Traditional rice and peas is great paired with other Jamaican favourites such as callaloo, as well as plantain; a chickpea curry or alongside a veganised familiar favourite, such as grilled jerk portobello mushroom.
When I make it I like to make a big batch for the week, have it alongside whatever lentils or curry I’m making, as a more nutritious option to normal garlic rice I may usually make.
Once you master this recipe you probably won’t want to make normal rice again. It’ll be your go-to for your get togethers, party food and (if you’re anything like me) you’d want to put in the extra time prep to pattern it perfectly.
|Prep Time||30 Minutes|
|Cook Time||90 Minutes|
|Passive Time||2 Hours|
- 1 Cup Basmati Rice Rinsed and cleaned thoroughly
- 100 Grams Cream of Coconut
- 2 Whole Spring onions
- 1 Cup Kidney Beans Dried, and soaked for 8 hours Minimum
- 1 Tsp Allspice
- Pinch Salt To taste
- 1 Whole Scotch bonnet
- 3 Cloves Whole Garlic Skinned
- 3 Sprigs Fresh Thyme Whole sprigs
- Soak red kidney beans for a minimum of 8 hours, or overnight, drain the water and cover beans by 1 inch with new water in a saucepan. Add the whole scotch bonnet, spring onions (with stems cut off), allspice and garlic cloves, cook for roughly one hour, there should be enough water left over once the beans are cooked through.

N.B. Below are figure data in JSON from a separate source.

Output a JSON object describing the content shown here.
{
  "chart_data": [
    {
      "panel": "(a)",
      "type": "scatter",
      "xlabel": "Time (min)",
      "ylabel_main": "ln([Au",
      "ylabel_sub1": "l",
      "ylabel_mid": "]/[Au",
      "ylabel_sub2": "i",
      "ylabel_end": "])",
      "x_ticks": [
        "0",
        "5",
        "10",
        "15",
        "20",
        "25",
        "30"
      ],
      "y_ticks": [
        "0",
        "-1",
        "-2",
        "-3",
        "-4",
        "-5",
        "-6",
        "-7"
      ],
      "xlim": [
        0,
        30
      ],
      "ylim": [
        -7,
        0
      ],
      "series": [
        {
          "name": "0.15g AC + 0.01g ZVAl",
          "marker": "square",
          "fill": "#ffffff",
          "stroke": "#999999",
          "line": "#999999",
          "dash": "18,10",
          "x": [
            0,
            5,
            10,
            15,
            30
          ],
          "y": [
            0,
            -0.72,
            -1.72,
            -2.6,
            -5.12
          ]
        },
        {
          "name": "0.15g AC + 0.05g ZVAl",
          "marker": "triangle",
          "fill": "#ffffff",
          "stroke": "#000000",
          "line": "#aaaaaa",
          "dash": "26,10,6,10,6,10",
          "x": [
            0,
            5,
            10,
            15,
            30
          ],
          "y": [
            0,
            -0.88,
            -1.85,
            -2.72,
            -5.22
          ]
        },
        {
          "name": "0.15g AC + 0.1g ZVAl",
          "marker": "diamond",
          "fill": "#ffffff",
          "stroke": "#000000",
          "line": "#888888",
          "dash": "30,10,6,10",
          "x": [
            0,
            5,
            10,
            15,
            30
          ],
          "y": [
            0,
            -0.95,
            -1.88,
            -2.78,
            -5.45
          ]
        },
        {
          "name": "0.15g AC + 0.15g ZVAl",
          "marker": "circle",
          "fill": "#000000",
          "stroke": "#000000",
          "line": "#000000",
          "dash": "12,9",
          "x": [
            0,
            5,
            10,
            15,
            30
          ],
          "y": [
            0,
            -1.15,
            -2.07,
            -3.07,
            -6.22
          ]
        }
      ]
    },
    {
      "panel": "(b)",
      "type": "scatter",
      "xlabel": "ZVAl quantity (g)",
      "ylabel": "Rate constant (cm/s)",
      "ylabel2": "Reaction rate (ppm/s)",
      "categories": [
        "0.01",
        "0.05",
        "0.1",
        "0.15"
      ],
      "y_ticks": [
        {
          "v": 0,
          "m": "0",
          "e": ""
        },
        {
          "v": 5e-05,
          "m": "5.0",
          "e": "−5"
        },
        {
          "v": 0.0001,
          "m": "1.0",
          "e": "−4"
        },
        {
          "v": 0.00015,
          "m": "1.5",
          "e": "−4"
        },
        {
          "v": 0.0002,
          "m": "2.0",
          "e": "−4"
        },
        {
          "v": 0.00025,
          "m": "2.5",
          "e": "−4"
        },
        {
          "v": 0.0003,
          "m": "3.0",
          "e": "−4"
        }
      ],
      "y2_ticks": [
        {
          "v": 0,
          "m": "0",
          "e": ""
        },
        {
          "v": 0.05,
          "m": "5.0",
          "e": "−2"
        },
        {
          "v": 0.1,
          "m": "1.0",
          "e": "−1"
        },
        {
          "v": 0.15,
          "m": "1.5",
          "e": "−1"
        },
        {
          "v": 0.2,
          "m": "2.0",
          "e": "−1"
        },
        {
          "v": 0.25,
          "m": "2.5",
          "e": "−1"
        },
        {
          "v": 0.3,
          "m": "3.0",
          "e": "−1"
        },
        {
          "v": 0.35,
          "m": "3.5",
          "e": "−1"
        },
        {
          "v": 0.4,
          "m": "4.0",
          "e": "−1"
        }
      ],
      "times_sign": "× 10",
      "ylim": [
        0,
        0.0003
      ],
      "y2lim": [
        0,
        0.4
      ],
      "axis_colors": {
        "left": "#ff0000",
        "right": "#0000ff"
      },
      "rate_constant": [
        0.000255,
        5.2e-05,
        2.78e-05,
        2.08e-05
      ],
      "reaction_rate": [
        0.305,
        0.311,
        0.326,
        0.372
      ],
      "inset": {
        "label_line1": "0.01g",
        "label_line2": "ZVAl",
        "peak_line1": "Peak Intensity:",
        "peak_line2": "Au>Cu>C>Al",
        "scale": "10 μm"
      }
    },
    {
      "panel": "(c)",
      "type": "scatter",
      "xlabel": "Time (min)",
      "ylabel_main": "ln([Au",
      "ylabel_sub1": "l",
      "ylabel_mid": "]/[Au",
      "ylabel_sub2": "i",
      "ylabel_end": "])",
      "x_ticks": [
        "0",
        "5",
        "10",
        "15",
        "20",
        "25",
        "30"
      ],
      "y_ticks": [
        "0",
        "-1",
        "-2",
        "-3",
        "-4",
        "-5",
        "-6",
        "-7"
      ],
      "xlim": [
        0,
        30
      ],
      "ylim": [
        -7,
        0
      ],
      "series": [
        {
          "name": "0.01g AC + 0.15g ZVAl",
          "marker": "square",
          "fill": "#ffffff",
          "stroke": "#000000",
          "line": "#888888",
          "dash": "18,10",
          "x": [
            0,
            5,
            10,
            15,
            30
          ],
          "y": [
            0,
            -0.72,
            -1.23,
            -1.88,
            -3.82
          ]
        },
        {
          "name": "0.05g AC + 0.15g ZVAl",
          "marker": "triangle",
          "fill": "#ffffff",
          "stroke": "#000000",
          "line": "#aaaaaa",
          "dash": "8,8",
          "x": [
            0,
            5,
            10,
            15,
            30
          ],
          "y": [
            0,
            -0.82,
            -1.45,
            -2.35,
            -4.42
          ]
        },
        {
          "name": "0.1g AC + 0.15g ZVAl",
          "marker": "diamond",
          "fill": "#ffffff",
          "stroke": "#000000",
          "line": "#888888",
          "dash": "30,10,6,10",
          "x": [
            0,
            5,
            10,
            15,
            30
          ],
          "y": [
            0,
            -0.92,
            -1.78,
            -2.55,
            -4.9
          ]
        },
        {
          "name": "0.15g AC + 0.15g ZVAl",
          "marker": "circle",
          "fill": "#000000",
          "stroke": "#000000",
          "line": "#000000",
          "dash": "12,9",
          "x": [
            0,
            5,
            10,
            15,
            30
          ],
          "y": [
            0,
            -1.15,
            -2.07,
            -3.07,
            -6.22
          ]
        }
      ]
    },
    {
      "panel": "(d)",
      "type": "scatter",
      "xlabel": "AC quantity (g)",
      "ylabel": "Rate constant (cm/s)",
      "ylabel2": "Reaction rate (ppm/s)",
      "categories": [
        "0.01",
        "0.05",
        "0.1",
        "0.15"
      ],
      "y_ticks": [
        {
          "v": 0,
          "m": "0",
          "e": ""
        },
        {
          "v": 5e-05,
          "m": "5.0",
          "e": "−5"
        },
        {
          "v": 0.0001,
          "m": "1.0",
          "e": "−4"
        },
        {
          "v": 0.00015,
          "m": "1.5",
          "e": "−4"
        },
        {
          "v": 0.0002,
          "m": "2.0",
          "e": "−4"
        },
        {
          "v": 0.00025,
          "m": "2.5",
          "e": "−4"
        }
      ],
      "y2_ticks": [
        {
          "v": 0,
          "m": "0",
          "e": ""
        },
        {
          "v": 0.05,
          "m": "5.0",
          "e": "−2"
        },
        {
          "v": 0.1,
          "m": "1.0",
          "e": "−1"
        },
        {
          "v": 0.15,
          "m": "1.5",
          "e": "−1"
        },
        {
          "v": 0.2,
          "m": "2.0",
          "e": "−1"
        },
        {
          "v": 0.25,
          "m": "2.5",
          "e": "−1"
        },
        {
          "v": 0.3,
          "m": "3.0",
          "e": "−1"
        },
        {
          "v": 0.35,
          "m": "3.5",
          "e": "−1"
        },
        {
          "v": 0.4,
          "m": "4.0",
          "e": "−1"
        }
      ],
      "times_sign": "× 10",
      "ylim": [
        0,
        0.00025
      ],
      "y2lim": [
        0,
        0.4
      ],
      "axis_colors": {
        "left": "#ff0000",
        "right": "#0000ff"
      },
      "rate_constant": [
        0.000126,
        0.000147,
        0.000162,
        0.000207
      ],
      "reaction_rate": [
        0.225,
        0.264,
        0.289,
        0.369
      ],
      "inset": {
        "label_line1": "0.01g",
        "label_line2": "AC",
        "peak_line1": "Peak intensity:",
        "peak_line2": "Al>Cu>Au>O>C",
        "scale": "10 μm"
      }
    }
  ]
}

- After that, add the rinsed rice into the mix, pinch of salt to your taste, add fresh thyme, cream of coconut and bring to a boil, cook for 15-20 minutes or until rice is fully cooked through.
- Leave rice and peas to sit for 5-10 minutes to solidify, then serve with your ideal condiments and side dishes, like a curry or stew.
Use whole scotch bonnet, do not chop into pieces, unless you want a very spicy rice.